В комнату вошла темноволосая стройная женщина с резкими полосами седин.
– Васенька… – повторила она, но, узнав Мишу, кинулась к нему. – Господи! Родной ты мой! Жив! Жив! – Обняв его и раскачиваясь всем телом, она продолжала с укором: – Говорила, он жив, а ты не верил. Ты ни во что хорошее не веришь, Вася… – Вдруг она заголосила, прижимая Мишу к плоской, пахнущей керосином и луком груди: – Сиротинушка!
Снизу поднимались встревоженные соседи. Темнело, и в густых сумерках Миша никого еще не узнавал.
– Это Михаил! – взволнованно объясняла Знойко. – Миша Скачко! Хозяин квартиры…
– Хозяин пришел, – с облегчением обронил кто-то в темноту коридора. – Скачко.
– Обживется, – сказал хрипловатый женский голос. – И мы не в хоромы въезжали.
– Бачишь, кирпич собрал, стол себе сделал.
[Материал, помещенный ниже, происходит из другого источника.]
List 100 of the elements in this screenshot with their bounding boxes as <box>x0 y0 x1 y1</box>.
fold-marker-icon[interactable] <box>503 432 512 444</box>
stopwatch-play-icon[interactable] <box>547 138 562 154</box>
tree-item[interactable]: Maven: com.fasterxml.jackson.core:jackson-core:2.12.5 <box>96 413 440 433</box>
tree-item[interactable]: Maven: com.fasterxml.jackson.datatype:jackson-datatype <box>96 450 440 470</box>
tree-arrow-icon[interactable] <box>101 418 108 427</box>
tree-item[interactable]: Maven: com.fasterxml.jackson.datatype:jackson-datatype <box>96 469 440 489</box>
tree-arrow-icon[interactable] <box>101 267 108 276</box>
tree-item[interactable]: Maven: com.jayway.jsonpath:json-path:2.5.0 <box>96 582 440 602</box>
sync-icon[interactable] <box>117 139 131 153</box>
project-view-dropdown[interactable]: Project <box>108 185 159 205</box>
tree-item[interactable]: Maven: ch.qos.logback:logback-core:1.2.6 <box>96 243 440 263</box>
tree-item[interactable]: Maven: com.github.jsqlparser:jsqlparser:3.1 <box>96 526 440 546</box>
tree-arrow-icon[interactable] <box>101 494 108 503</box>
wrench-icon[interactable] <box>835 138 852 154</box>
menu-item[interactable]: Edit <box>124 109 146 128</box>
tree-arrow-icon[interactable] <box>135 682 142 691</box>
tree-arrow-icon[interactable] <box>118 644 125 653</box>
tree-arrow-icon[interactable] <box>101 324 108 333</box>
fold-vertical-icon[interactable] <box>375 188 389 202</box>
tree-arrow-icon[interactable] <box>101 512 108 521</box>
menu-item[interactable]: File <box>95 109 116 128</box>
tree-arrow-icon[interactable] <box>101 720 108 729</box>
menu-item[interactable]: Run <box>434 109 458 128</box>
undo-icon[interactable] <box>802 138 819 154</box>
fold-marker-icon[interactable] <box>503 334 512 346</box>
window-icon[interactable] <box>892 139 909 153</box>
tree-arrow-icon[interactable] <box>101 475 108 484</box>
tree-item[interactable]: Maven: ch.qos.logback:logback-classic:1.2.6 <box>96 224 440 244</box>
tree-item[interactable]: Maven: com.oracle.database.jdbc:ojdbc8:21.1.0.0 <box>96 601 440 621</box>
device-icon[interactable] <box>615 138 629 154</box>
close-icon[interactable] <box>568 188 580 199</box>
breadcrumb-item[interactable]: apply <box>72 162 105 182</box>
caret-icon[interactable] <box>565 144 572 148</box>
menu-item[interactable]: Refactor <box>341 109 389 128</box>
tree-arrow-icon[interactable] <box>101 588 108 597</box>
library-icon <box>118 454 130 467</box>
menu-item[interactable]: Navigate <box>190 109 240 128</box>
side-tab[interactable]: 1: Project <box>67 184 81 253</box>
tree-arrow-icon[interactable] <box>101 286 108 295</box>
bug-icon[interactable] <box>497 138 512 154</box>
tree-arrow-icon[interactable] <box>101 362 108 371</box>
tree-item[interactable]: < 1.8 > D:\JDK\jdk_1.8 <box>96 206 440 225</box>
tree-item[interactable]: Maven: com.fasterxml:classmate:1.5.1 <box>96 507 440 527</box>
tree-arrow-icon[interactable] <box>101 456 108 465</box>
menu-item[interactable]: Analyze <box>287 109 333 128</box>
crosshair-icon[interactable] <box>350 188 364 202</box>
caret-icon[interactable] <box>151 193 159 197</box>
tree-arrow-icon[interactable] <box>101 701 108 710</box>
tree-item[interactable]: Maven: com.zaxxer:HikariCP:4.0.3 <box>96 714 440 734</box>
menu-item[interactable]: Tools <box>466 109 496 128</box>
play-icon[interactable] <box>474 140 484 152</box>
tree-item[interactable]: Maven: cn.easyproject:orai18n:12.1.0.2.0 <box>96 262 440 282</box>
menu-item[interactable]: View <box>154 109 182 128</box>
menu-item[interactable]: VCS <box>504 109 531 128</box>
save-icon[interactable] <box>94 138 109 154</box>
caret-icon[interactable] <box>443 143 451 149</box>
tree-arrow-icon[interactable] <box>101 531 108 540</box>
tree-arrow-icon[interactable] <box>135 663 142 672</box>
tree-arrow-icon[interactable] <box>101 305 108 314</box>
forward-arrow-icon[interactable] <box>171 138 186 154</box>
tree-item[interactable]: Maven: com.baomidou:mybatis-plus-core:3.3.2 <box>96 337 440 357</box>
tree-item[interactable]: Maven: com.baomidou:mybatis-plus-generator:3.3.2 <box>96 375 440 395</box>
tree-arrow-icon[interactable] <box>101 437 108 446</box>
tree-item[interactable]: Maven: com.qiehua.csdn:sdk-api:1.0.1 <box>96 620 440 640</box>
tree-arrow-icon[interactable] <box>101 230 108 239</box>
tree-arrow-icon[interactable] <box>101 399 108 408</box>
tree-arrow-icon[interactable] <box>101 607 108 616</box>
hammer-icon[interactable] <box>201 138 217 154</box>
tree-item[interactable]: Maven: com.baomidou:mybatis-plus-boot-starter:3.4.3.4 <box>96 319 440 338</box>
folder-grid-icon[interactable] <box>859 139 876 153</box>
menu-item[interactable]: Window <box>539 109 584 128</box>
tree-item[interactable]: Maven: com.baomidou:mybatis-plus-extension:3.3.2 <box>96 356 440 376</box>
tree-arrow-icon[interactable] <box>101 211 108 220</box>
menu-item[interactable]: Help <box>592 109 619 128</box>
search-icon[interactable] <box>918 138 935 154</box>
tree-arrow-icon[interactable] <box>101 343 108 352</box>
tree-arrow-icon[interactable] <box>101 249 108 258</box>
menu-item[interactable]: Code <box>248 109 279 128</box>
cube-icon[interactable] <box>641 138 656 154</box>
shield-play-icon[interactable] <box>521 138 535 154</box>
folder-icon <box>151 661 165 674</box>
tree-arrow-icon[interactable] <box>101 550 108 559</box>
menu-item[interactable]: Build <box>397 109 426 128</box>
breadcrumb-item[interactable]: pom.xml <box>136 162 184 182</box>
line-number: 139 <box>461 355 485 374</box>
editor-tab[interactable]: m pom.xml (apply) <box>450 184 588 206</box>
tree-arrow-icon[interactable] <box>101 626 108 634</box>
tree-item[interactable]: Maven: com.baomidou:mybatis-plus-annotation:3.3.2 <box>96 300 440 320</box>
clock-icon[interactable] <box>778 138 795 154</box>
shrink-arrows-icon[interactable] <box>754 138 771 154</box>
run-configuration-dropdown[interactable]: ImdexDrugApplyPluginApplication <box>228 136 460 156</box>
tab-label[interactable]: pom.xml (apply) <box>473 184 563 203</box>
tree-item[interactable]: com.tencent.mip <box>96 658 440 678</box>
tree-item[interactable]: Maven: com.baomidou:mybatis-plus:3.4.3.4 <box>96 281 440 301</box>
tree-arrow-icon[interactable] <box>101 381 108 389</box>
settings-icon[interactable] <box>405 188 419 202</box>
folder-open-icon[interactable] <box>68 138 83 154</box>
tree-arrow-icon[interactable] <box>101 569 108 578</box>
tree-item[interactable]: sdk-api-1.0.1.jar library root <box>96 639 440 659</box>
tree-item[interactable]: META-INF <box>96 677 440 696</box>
Теперь хоть гостей зови: скорый на руку! – Голос незнакомый, тонкий и какой-то равнодушный, без страсти.
– Ах ты, пес! – крикнула женщина. – Ты ж по всему кварталу мебель награбил. Стулья, столы до потолка, як в комиссионном, стоят… А человеку кирпича жалеешь. На, возьми, подавись ты… – Она наклонилась, схватила кирпич и бросила в ноги коренастому человеку. – На, собака! На, ненажора!
Человек отскочил.
– Пусть селится, – сказал кто-то примирительно, – крышу починит, и нам лучше будет…
Послышался тревожный шепот:
– Из лагеря бежал… бритый…
– Разрешение управы нужно, – настаивал коренастый, ловко вытирая сапог о штанину. – Документ. Без документа нельзя.
Миша подошел к нему и всмотрелся в широкоскулое лицо. Человек глядел на него внимательно, без страха.
– Ты шумишь, сволочь? – прохрипел Скачко, чувствуя, что сейчас схватит кирпич и ударит плашмя, как по стене, по этому плоскому лицу.
У человека не дрогнул ни один мускул.
– Распустились при большевиках…
Скачко ударил его кулаком. Широкое лицо качнулось в сторону и куда-то исчезло. Человек присел. Потом послышался топот на лестнице и резкий фальцет:
– Рятуйте!
Жизнь запутывалась. Скачко плохо различал оставшихся в комнате людей – они шарахнулись ъ стороны, под прикрытие стен.
– Где Саша? – спросил он неожиданно.
– В субботу она во второй смене, – ответила Знойко, одна попрежнему стоявшая рядом с Мишей и смотревшая на него с сочувствием и сожалением. – Саша на швейной фабрике работает, это через весь город идти, – объяснила она.
– Р-я-атуйте!… – донеслось уже с улицы.
Только теперь Миша почувствовал, как больно он ушиб пальцы. Кто-то положил ему руку на плечо – рядом оказался человек с суровым, аскетическим лицом. Скачко угадал его скорее сердцем, чем глазами.
Грачев!
– Пойдемте ко мне, Миша. – Грачев сжал пальцами его плечо и подтолкнул Скачко к выходу. – Мне нужно рассказать вам о Зине… – Его суровый бас неожиданно дрогнул, смягчился. Грачев кашлянул по-стариковски, взял Мишу за руку. – Шагайте за мной. – Он ощутил неуверенность Миши. – Пошли! Ничего, держитесь крепче.
Послушный сухой, холодной руке, Скачко двинулся к лестничной площадке, затем вниз, в комнату бывшего учителя истории. Рука у Грачева оказалась сильная, грубая, с жесткими буграми мозолей.
– …Зиночка многому меня научила, сама того не подозревая. И я скорблю о ней, вероятно, больше вашего, глубже, что ли… Вы не обижаетесь на меня? – Миша избегал взгляда Грачева и, лежа, с хмурым безразличием разглядывал комнату. – Ну и ладно, и хорошо… Если это только не равнодушие ко всему на свете, – добавил он требовательно. – Теперь и с этим сталкиваешься.